Abstract

Damiano Anedda

Ivory elephant of Bargello National Museum’s Islamic Hall

Among the several pieces of Carrand collection owned by Bargello National Museum in Florence, some ivory handmades have a particular interest, like an elephant-shaped piece of the chess game. Bargello’s ivory elephant is likely the most ancient piece of Florentine National Museum’s chess collection. The article goes over the scientific literature about this work and suggests comparisons with coeval works.

Roberta Cruciata

Blessed Agostino Novello in decorative arts and artistic culture of 14th-19th centuries between Tuscany and Sicily

Agostino Novello’s fame of holiness, agostinian Blessed about whose origins have been handed down conflicting news during centuries, dates back to not many years after his death, happened in Siena on May 19, 1309. This is evident, considering tuscan and sicilian artistic production, particularly those of Siena and Termini regarding to him, flourishing in a span of time included between 14th and 19th century.

Dora Liscia

Enamels of XV century in the baptistry of Florence’s silver altar

The enamels of San Giovanni’s altar in Florence are examples of an absolute interest to integrate florentine enamel factory’s history, unfortunately lacking and full of blanks. Because of this, seeing how some schemes were shared by  goldsmithry, painting and sculpture becomes a further step ahead to understand how arts in Florence in XVth century were perfectly integrated among themselves and free from the hierarchy of genres that will characterize the following centuries.

Sergio Intorre

Wooden sculpture in Naro

Naro, town of ancient origins, particularly flourishing since the Middle Age, is characterized in centuries by a massive presence of the main monastic and conventual orders, linked in a special way to the Friars Minors’ sphere. Their commissioning produced in time the aggregation of a considerable number of works, most of all in wood, which still represent a precious evidence of the evolution of sicilian wooden sculpture’s artistic language through centuries. The article proposes a survey of the main specimens of this kind of artistic production in Naro.

Giovanni Travagliato

Two embroidered altar clothes by Giovanni Rassarelli alias Fiorentino for the Chapel of the Crucified in Palermo’s Cathedral

Thanks to two documents published in this article, the author ascribes two altar clothes stored in the Treasure of Palermo’s Cathedral, coming from the movables concerning the chapel of the Crucified, to Giovanni Rassarelli. One of them is identified as the one embroidered with coral, which is part of the Treasure’s current exhibition.

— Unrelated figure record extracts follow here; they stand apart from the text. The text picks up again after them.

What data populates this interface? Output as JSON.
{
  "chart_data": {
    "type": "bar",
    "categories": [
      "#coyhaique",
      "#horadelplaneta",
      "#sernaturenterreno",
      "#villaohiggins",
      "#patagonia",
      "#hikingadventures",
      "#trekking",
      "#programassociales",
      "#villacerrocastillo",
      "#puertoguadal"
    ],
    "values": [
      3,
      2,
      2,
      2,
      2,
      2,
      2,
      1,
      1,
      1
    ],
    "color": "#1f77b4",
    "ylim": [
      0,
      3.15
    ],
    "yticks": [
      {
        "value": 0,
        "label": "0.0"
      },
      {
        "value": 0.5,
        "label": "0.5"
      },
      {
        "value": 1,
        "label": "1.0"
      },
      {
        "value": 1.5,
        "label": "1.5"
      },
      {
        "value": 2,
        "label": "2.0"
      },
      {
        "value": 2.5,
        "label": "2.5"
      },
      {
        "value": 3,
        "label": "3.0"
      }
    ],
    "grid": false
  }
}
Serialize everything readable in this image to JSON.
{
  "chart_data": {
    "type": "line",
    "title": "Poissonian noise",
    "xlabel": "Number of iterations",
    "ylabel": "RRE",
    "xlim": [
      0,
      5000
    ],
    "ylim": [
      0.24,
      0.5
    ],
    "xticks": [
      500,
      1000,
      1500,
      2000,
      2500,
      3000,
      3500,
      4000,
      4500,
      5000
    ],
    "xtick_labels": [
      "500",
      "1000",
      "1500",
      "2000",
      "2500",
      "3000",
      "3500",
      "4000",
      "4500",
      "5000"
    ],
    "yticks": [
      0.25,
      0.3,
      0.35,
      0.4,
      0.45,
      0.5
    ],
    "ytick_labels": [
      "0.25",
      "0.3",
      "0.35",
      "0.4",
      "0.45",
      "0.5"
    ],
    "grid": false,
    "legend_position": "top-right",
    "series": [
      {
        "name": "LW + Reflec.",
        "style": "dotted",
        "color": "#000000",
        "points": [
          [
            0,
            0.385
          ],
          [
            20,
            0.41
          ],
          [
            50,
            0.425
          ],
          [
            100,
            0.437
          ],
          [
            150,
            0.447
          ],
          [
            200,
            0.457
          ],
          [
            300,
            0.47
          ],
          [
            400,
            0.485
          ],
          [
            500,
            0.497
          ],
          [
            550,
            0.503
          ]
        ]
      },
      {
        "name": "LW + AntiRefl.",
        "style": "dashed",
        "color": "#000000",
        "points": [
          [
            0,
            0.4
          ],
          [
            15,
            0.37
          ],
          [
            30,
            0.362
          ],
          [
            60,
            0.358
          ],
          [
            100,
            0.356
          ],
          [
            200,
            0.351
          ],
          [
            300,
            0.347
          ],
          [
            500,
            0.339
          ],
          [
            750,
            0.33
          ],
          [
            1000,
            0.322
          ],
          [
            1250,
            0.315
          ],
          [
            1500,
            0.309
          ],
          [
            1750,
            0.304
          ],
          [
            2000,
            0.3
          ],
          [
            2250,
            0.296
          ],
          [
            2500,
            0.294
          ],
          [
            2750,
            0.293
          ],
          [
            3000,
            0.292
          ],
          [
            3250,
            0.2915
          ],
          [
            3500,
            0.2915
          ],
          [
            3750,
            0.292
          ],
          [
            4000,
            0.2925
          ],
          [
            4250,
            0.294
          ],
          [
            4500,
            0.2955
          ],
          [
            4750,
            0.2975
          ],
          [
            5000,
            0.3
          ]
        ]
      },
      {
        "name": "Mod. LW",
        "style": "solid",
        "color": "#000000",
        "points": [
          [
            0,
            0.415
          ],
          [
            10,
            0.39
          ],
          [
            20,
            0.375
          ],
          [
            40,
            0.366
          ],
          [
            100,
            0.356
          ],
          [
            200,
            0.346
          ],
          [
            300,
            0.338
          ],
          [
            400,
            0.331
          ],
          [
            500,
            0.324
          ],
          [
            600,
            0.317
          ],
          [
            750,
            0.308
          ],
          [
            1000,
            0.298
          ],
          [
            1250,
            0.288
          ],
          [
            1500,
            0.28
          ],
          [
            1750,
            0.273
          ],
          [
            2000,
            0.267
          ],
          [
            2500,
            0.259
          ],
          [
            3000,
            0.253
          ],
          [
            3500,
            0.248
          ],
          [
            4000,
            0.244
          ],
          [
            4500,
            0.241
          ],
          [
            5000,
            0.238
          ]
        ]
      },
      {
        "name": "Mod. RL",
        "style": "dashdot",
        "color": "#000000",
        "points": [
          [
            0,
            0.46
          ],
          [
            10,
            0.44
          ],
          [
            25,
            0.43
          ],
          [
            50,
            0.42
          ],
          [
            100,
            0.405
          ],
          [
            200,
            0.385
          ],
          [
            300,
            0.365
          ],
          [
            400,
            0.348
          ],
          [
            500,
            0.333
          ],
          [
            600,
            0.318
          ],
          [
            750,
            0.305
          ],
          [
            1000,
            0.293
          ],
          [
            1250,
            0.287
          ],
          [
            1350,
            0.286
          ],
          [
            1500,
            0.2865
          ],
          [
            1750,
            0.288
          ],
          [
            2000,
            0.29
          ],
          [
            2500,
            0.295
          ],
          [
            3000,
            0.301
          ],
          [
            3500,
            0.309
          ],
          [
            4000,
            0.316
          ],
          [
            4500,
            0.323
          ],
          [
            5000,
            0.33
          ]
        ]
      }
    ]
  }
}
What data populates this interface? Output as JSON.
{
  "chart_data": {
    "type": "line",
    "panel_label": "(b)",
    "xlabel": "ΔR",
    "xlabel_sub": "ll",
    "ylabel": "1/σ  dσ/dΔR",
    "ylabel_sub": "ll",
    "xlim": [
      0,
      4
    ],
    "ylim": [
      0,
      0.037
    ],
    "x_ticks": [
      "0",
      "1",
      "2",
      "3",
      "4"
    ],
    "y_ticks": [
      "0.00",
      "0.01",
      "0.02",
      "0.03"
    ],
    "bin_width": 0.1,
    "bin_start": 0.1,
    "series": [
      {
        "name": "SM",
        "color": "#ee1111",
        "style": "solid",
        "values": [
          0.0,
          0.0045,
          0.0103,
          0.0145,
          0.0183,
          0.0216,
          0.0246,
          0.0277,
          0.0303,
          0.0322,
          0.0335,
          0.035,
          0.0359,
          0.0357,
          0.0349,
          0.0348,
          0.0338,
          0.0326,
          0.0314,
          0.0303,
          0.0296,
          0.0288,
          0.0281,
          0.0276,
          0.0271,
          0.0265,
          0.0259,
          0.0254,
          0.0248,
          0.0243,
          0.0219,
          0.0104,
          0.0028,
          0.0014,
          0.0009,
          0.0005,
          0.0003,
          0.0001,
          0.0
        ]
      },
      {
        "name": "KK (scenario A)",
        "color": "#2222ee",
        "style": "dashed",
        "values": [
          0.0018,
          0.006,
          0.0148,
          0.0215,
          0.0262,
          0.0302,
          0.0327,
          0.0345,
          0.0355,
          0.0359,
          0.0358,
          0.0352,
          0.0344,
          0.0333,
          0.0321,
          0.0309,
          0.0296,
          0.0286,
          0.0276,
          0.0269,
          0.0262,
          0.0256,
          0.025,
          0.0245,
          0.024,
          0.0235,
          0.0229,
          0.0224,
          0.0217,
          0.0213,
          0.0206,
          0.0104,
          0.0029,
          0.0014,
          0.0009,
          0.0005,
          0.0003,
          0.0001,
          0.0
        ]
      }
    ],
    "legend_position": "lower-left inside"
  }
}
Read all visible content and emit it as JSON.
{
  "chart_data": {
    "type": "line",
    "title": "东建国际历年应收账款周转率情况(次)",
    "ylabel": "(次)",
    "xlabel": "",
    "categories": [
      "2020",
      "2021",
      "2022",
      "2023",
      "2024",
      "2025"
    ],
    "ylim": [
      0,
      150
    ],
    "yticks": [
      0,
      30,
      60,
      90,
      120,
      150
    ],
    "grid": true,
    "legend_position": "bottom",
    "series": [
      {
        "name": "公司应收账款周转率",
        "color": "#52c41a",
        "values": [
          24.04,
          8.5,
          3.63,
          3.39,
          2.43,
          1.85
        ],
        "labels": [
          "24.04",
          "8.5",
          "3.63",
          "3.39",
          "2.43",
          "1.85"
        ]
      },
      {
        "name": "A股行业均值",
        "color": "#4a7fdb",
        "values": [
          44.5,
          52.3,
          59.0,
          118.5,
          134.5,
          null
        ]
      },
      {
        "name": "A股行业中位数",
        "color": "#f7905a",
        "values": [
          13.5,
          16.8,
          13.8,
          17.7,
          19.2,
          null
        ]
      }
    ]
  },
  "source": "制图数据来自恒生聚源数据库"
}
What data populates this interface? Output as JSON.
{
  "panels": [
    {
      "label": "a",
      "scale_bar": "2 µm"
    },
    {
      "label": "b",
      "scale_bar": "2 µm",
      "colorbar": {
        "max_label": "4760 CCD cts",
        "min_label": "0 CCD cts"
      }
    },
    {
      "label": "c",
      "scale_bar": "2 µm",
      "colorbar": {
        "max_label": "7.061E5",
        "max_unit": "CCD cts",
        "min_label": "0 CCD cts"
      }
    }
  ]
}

Elvira D’Amico – Mauro Sebastianelli

Two unpublished pasted threads little pictures by Marianna Elmo

The article studies two little pictures by the embroiderer from Lecce Marianna Elmo, recently acquired by a Palermo’s private collection. The works have been realized likely round the half of XVIIIth century. The authors propose an historic-artistic analysis and a technical study of the handmade.

Cristina Costanzo

Chicago and the tradition of decorative glasses: Louis Comfort Tiffany and Frank Lloyd Wright

Importing in America the knowledge the European masters had cultivated the tradition of glass working with, Tiffany contributed to extend the use of glass for decorative purposes to reach a larger and larger market. Thanks to Tiffany indeed decorative innovations become emblem of a style and symbol of a nation. Through the analysis of Tiffany and Wright’s figures it’s possible to outline the features of the american cultural climate and of the renewed attention for decorative arts which closes XIXth century and opens XXth.

Ivana Bruno

Sicilian textiles of norman-suevian age in collections and expositions between 19th and 20th century

The fortune of norman art in 19th century fully revealed itself in every field of art. The contributions about its effects on the applied arts field are rare. One of the possible observatories to develop such research surely is the analysis of the collecting phenomenon. Here the argument relative to textile handmades is faced with this perspective, going on with the researches already started by the author on the occasion of the exhibition Nobiles Officinae. Perle, filigrane e trame di seta dal Palazzo Reale di Palermo, curated by Maria Andaloro.

Iolanda Di Natale

Giuseppe Agnello’s contribution to the study of decorative arts in Sicily

Giuseppe Agnello doesn’t turn out as a figure easily referable to certain categories. His contribution to the development of local artistic system is more meaningful and sharp, just in function of the deep knowledge he owned of the regional art, like of the national and the international. During his long career, Agnello dedicates a thick group of scientific in-depth studies to those forms of art, today defined “decorative” or “applied”, that, since the earliest years of study, seem to attract his attention.